Genuine granuloma formation following implantation of injectable dermal fillers is a rare complication, with incidences ranging from one in 100 patients (1 percent) to one in 5000 (0.02 percent). Foreign body granulomas occur several months to years after injection at all implantation sites at the same time. Without treatment, they may grow to the size of beans, remain virtually unchanged for some years, and then resolve spontaneously. Three clinical and histologic types of foreign body granulomas can be distinguished:
- Cystic granulomas (synonyms: inflammatory, palisading, collagenolytic): these are caused mainly by injected biological gels such as collagens and hyaluronic acids. Their clinical signs are fluctuation (sterile abscess), extreme redness, and induration. Cystic granulomas are small and superficial, occur within the first year, and disappear spontaneously within another year. They are surrounded by a significant number of giant cells.

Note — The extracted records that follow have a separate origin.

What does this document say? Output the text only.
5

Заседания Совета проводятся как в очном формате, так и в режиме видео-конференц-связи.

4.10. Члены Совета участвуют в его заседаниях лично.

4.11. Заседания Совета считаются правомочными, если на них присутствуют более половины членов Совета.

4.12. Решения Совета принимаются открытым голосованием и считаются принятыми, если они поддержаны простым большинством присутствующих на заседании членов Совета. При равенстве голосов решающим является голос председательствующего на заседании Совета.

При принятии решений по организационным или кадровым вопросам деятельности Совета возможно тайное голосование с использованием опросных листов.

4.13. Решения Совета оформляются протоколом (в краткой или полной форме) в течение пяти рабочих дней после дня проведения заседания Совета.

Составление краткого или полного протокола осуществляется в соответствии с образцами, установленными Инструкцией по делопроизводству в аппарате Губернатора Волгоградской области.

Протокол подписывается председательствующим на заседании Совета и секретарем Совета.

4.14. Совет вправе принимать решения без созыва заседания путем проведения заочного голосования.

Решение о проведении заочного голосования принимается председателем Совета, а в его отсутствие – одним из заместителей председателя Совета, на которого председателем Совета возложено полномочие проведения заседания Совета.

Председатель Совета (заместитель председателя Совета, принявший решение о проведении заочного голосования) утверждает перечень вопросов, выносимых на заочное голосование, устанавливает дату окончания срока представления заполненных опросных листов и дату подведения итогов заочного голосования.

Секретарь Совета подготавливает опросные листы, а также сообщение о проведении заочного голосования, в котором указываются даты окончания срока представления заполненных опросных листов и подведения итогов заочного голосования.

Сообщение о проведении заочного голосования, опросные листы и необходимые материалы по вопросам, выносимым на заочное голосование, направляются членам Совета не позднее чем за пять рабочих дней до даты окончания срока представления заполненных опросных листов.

- Edematous granulomas (synonym: lipogranuloma): these are caused by artificial fluids such as silicone and polyacrylamides. They appear suddenly years after injection with extensive swelling and are surrounded and infiltrated by mononuclear and inflammatory cells.
- Sclerosing granulomas (synonyms: sarcoidal and xanthelasmic): these are caused by particulate injectables composed of polymethylmethacrylate, polylactic acid, poly-hydroxyethyl-methacrylate, calcium-hydroxylapatite, or dextran microspheres. Sclerosing granulomas occur generally 6 months to 3 years after implantation and are visible, often bluish confined nodules. Histologically, the implant is infiltrated by many macrophages and giant cells, fibroblasts, and collagen fibers but few inflammatory cells.
Permanent implants are not characterized by a higher rate of foreign body granuloma per se than temporary implants; however, their clinical appearance is more pronounced and their persistence longer if not treated adequately.